Nashawaty described process intelligence as “the contextual fuel AI agents need.”
“Without a real-time map of work, agents automate the wrong things or amplify small errors into big failures. The winners will pair agent orchestration with process intelligence,” he said.
That framing connects directly to value creation — across the top line, bottom line and green line. When organizations lack process clarity, automation often increases rework, resource waste and operational drag. Process intelligence makes efficiency and sustainability measurable by exposing friction before it is automated at scale.
Celonis is leaning hard into that thesis, positioning its platform as the layer that turns AI agents from enthusiastic interns into reliable operators. That shift marks a broader move away from retrospective insight and toward real-time decisioning inside operational workflows.
From dashboards to decisioning
Celonis’ Chief Product Officer Daniel Brown told theCUBE the company’s goal is to move beyond dashboards and embed decision intelligence directly into operational workflows so AI agents can recommend and trigger next-best actions with guardrails in place.
“AI agents rely on understanding processes because context turns data into actionable, meaningful and safe insights,” he said. “Agents don’t just act on isolated steps — they need to see how actions connect.”
That framing resonates with practitioners who are tired of analytics that explain yesterday but cannot change today. It also aligns with the broader market shift toward what Nashawaty calls intelligent control planes, systems that observe, guide and intervene rather than merely report.
Celonis’ Process Intelligence Graph, a digital twin of enterprise operations, sits at the center of that strategy by giving AI agents a shared source of truth across systems. The broader market is converging on the same conclusion, even if not all vendors are equipped to act on it.
The global market for process mining and process intelligence tools was estimated at $1.4 billion in 2024 and is projected to grow to roughly $21.9 billion by 2030 — and possibly higher depending on adoption rates and market definitions — according to recent industry research.
Celonis is not alone in recognizing the problem. It is, however, ahead of most competitors in addressing it. Major cloud providers, including Microsoft, IBM and AWS, increasingly partner with Celonis rather than compete head-to-head. At the same time, RPA vendors racing to rebrand as AI companies continue to encounter the same limitation: Automation without process clarity scales poorly.

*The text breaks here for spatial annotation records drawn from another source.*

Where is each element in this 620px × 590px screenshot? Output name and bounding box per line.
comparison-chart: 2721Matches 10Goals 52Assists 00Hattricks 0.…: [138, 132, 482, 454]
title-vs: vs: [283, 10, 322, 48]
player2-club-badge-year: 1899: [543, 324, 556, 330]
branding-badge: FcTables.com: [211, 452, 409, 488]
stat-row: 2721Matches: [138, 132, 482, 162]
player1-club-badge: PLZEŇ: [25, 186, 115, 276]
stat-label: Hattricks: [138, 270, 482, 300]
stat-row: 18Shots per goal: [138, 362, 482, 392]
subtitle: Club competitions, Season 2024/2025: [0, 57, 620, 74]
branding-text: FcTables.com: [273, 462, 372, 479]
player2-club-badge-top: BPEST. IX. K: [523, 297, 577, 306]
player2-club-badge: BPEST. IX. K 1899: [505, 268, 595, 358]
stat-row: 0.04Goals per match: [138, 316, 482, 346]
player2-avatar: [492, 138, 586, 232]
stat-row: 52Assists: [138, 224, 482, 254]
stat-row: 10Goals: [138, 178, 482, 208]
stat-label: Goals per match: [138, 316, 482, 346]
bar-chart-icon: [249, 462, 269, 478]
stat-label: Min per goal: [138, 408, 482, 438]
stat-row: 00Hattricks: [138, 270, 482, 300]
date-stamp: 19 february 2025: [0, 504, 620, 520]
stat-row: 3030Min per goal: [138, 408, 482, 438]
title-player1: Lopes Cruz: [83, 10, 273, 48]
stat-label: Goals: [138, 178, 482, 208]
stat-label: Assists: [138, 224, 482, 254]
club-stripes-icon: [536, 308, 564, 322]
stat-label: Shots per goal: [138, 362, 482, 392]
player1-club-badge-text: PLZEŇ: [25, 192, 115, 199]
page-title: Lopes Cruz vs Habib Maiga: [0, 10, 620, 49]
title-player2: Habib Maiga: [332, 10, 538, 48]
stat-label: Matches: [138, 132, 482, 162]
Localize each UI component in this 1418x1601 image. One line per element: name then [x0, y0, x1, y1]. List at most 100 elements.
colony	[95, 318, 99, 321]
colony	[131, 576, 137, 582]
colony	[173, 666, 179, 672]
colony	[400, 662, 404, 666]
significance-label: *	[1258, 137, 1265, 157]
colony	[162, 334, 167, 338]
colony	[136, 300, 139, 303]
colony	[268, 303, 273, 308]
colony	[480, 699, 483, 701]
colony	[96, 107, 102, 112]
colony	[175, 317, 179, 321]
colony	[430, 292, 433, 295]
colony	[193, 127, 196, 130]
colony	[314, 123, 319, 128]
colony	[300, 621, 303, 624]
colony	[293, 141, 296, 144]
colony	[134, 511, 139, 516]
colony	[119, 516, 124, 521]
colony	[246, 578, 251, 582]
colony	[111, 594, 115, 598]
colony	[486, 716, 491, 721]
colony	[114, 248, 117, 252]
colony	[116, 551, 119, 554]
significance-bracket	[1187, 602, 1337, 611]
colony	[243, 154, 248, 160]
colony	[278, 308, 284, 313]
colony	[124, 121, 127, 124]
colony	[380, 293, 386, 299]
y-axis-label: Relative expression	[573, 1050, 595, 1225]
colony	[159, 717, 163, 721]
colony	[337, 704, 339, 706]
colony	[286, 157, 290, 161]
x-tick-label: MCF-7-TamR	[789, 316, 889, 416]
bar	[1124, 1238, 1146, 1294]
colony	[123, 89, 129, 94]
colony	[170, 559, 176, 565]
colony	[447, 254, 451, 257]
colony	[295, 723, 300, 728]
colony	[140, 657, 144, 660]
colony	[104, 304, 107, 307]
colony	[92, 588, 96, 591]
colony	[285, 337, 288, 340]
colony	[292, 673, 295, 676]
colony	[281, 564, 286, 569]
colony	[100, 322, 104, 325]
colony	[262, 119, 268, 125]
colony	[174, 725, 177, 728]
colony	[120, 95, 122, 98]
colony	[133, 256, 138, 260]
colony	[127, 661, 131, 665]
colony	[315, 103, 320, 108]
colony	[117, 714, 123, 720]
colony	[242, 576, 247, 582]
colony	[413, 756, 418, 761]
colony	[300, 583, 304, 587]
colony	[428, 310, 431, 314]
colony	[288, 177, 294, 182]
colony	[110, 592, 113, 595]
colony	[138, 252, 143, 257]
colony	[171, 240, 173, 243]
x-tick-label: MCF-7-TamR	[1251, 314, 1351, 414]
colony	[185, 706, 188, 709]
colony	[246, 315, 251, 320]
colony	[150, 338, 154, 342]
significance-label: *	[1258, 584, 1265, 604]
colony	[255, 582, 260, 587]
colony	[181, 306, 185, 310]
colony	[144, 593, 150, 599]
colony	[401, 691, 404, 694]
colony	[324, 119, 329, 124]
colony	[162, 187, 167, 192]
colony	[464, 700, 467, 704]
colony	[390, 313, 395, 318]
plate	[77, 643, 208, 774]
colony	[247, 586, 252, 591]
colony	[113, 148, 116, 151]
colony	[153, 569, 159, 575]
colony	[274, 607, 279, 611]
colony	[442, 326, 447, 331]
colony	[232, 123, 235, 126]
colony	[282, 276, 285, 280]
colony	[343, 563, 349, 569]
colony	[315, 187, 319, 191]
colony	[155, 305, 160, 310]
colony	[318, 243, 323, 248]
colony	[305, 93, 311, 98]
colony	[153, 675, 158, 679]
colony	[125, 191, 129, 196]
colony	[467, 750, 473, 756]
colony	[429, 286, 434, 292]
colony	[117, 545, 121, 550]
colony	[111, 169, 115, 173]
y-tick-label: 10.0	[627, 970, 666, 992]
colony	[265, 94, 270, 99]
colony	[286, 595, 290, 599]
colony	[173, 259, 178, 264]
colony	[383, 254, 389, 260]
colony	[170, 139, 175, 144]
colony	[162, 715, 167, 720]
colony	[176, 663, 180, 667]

“Celonis isn’t a dashboard company anymore. It’s a decisioning layer,” Strechay said.
That positioning explains why Celonis continues to show up in large-scale transformations across manufacturing, logistics, financial services and the public sector. It also explains why Celosphere landed as a moment of clarity rather than hype for many enterprise leaders navigating AI adoption.
A sober takeaway from a noisy market
Celonis’ position is clear: AI agents are inevitable. The more consequential message from Celosphere was quieter but harder to ignore — enterprise self-awareness must come first. AI agents amplify what already exists. They reward clarity and punish confusion.
Celosphere served as a moment of strategic clarity for enterprise AI leaders. The event’s most important message was not about advancing agentic capability, but about understanding the systems those agents are expected to operate within. Process intelligence turns that understanding into something operational rather than theoretical, according to Celonis.
The takeaway was unambiguous: Fix the workflow first, then automate. Process intelligence is not a supporting feature of agentic AI — it is the prerequisite for trust, resilience, sustainability and measurable impact at scale.
(* Disclosure: TheCUBE is a paid media partner for Celosphere ’25. Neither Celonis, the sponsor of theCUBE’s event coverage, nor other sponsors have editorial control over content on theCUBE or SiliconANGLE.)